THE SECOND issue
of SPORTS ILLUSTRATED, dated Aug. 23, 1954, reprinted a humorous newspaper
column from the Corpus Christi Caller about horse psychiatrists. The author,
one "Ray" Terrell, received $250 and an invitation to New York for a
two-week writer's trial. Along the way SI's editors learned he had been a
Marine fighter pilot in World War II—and that they'd misspelled his first name,
which was really Roy.
They also learned
that Terrell, who died of cancer last week at age 83, was the best all-purpose
writer they had. Before long he was covering virtually every sport for SI. For
long stretches his wife, Charlyne, and their four kids hardly saw him.
In 1963, Andre
Laguerre, then in the early stages of his storied 14-year career as managing
editor, tapped Terrell (above) to be his successor.
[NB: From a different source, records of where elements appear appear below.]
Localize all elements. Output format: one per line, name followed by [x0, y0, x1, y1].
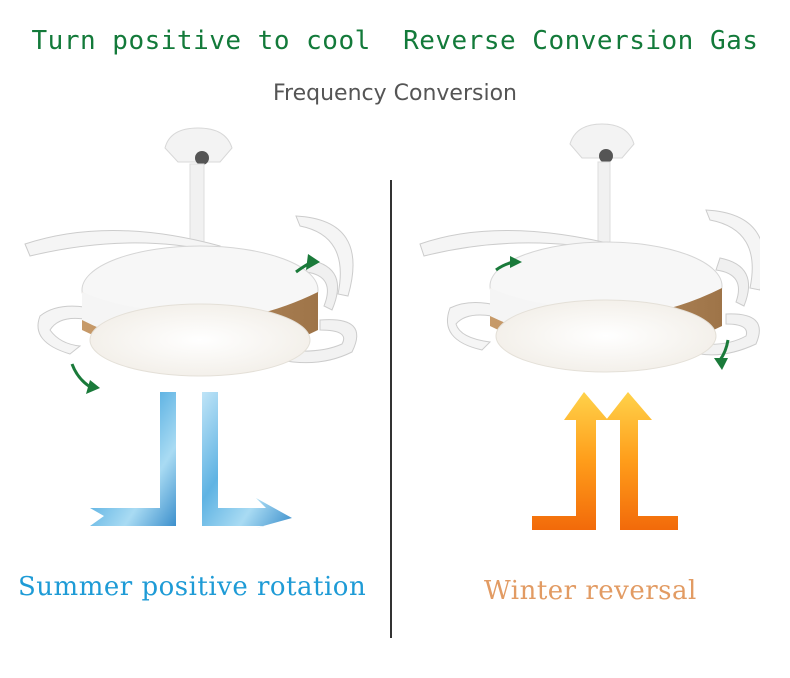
headline: Turn positive to cool Reverse Conversion… [0, 26, 790, 56]
subhead: Frequency Conversion [273, 81, 517, 106]
warm-airflow-up-icon [532, 392, 678, 530]
ceiling-fan-winter [419, 123, 760, 373]
ceiling-fan-summer [24, 127, 358, 394]
headline-left: Turn positive to cool [31, 26, 371, 56]
panel-divider [390, 180, 392, 638]
summer-caption: Summer positive rotation [18, 572, 367, 602]
cool-airflow-down-icon [90, 392, 292, 528]
winter-caption: Winter reversal [484, 576, 697, 606]
headline-right: Reverse Conversion Gas [403, 26, 759, 56]
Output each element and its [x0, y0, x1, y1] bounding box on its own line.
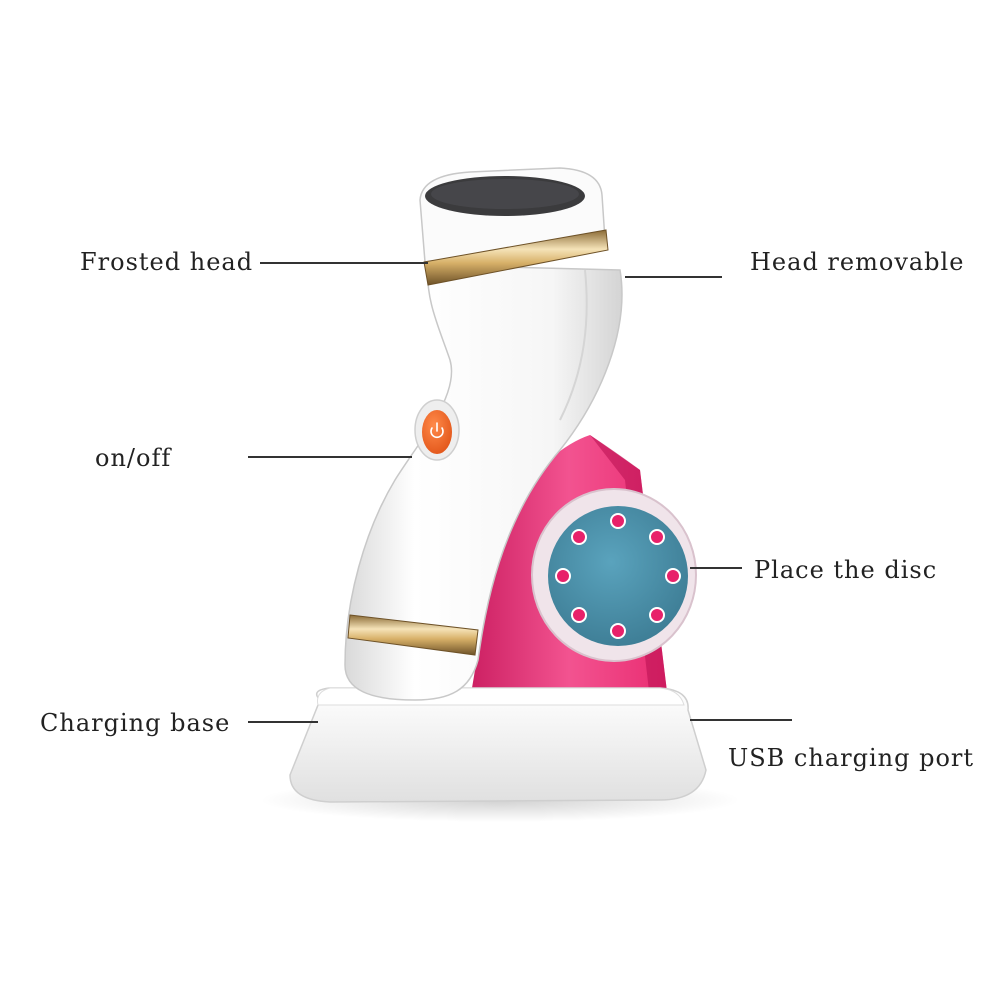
label-head-removable: Head removable [750, 248, 965, 276]
power-button[interactable] [422, 410, 452, 454]
power-icon [430, 427, 444, 439]
disc-holes [555, 513, 681, 639]
label-place-disc: Place the disc [754, 556, 938, 584]
label-usb-port: USB charging port [728, 744, 975, 772]
label-frosted-head: Frosted head [80, 248, 254, 276]
device-body [344, 264, 623, 701]
lower-gold-band [347, 614, 479, 656]
label-charging-base: Charging base [40, 709, 231, 737]
device-seam [559, 269, 588, 421]
charging-base [289, 687, 707, 803]
upper-gold-band [423, 229, 609, 286]
label-on-off: on/off [95, 444, 172, 472]
frosted-pad-texture [431, 179, 579, 209]
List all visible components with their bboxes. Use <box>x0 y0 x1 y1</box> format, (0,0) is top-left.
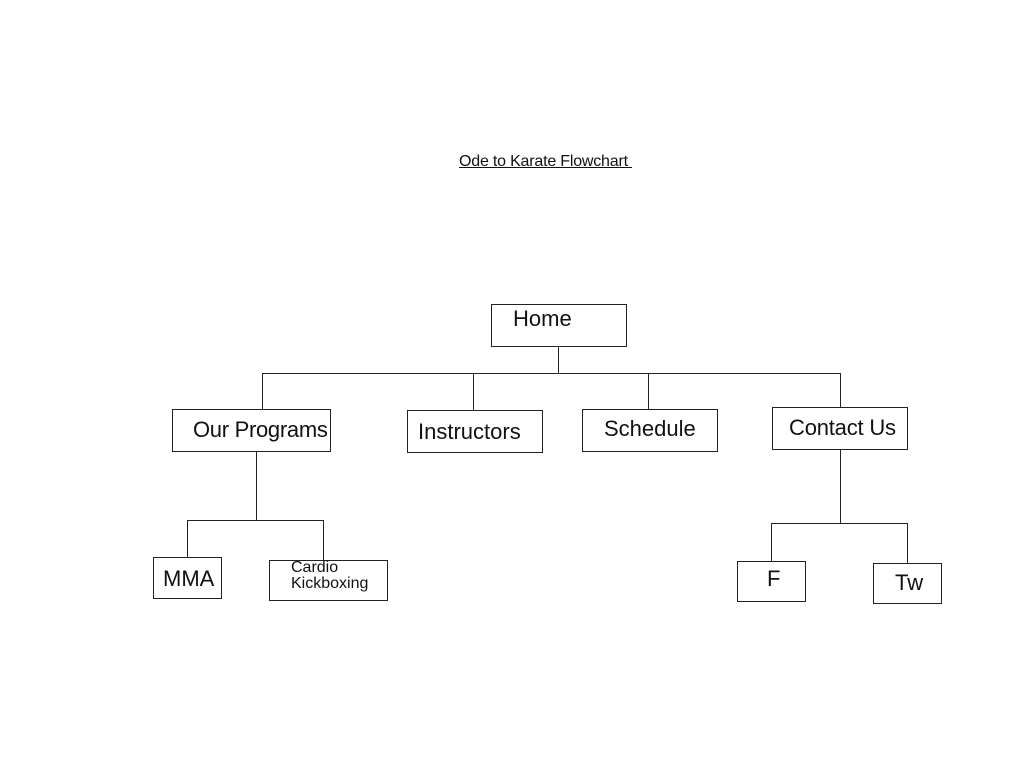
node-f: F <box>737 561 806 602</box>
node-cardio-kickboxing-label: Cardio Kickboxing <box>291 559 369 592</box>
node-contact-us-label: Contact Us <box>789 415 896 440</box>
node-contact-us: Contact Us <box>772 407 908 450</box>
node-instructors: Instructors <box>407 410 543 453</box>
node-our-programs: Our Programs <box>172 409 331 452</box>
node-instructors-label: Instructors <box>418 419 521 444</box>
node-our-programs-label: Our Programs <box>193 417 328 442</box>
flowchart-title: Ode to Karate Flowchart <box>459 153 633 170</box>
node-mma: MMA <box>153 557 222 599</box>
node-tw-label: Tw <box>895 570 924 595</box>
node-f-label: F <box>767 566 781 591</box>
node-mma-label: MMA <box>163 566 215 591</box>
node-home: Home <box>491 304 627 347</box>
node-schedule-label: Schedule <box>604 416 696 441</box>
node-cardio-kickboxing: Cardio Kickboxing <box>269 560 388 601</box>
node-schedule: Schedule <box>582 409 718 452</box>
node-home-label: Home <box>513 306 572 331</box>
node-tw: Tw <box>873 563 942 604</box>
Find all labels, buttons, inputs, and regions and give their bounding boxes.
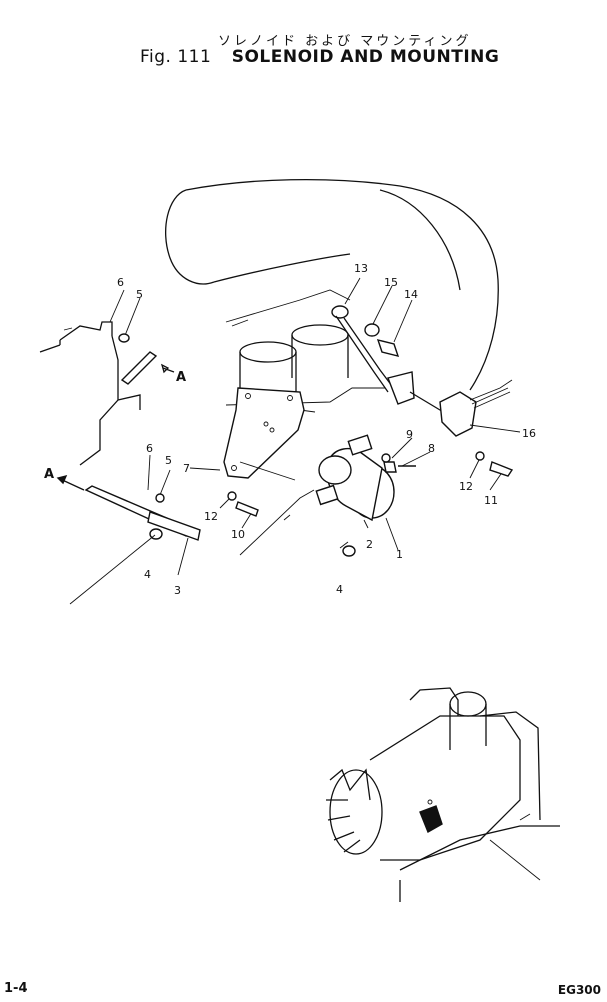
part-label-6-top: 6 bbox=[117, 276, 124, 289]
part-label-10: 10 bbox=[231, 528, 245, 541]
part-label-11: 11 bbox=[484, 494, 498, 507]
part-label-12-left: 12 bbox=[204, 510, 218, 523]
part-label-1: 1 bbox=[396, 548, 403, 561]
part-label-9: 9 bbox=[406, 428, 413, 441]
small-bracket-top bbox=[120, 351, 175, 385]
engine-block-left bbox=[39, 321, 141, 466]
arrow-a-left-label: A bbox=[44, 467, 54, 482]
page-number: 1-4 bbox=[4, 981, 28, 996]
part-label-2: 2 bbox=[366, 538, 373, 551]
lever-arm bbox=[84, 485, 356, 557]
switch-unit bbox=[439, 379, 513, 437]
part-label-7: 7 bbox=[183, 462, 190, 475]
part-label-13: 13 bbox=[354, 262, 368, 275]
part-label-3: 3 bbox=[174, 584, 181, 597]
part-label-6-lower: 6 bbox=[146, 442, 153, 455]
leader-lines bbox=[69, 277, 521, 605]
part-label-5-top: 5 bbox=[136, 288, 143, 301]
title-japanese: ソレノイド および マウンティング bbox=[218, 34, 472, 49]
part-label-16: 16 bbox=[522, 427, 536, 440]
arrow-a-top-label: A bbox=[176, 370, 186, 385]
part-label-5-lower: 5 bbox=[165, 454, 172, 467]
figure-code: EG300 bbox=[557, 983, 601, 997]
part-labels: 1 2 3 4 4 5 5 6 6 7 8 9 10 11 12 12 13 1… bbox=[117, 262, 536, 597]
part-label-4-right: 4 bbox=[336, 583, 343, 596]
solenoid-body bbox=[315, 434, 395, 522]
fasteners bbox=[118, 323, 514, 517]
part-label-14: 14 bbox=[404, 288, 418, 301]
link-rod bbox=[331, 305, 457, 421]
part-label-8: 8 bbox=[428, 442, 435, 455]
direction-arrows: A A bbox=[44, 370, 186, 491]
part-label-4-left: 4 bbox=[144, 568, 151, 581]
part-label-12-right: 12 bbox=[459, 480, 473, 493]
part-label-15: 15 bbox=[384, 276, 398, 289]
engine-housing-outline bbox=[164, 178, 499, 413]
mounting-bracket-plate bbox=[223, 387, 305, 479]
engine-locator-inset bbox=[326, 687, 560, 902]
figure-title: Fig. 111 SOLENOID AND MOUNTING bbox=[140, 47, 499, 67]
figure-title-text: SOLENOID AND MOUNTING bbox=[231, 47, 500, 67]
figure-number: Fig. 111 bbox=[140, 47, 212, 67]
Upon assuming the post in
'74, Terrell raised the bar even higher for writing and reporting, and pushed
back deadlines to allow for more news. (The cover of the April 15, 1974, issue
shows Hank Aaron holding the 715th home run ball he had hit hours before SI's
closing time.) As much as anyone Terrell helped make the magazine the
successful enterprise it has become.
In 1979 Roy
retired to Florida to play golf and tennis and to fish, activities at which he
was nearly as good as many of the athletes he had written about. He kept tabs
on SI and in '91 he wrote a column reminding younger fans to take a long view
of sports history and not forget that there were great moments that came before
their time. "I know," he wrote. "I've been there."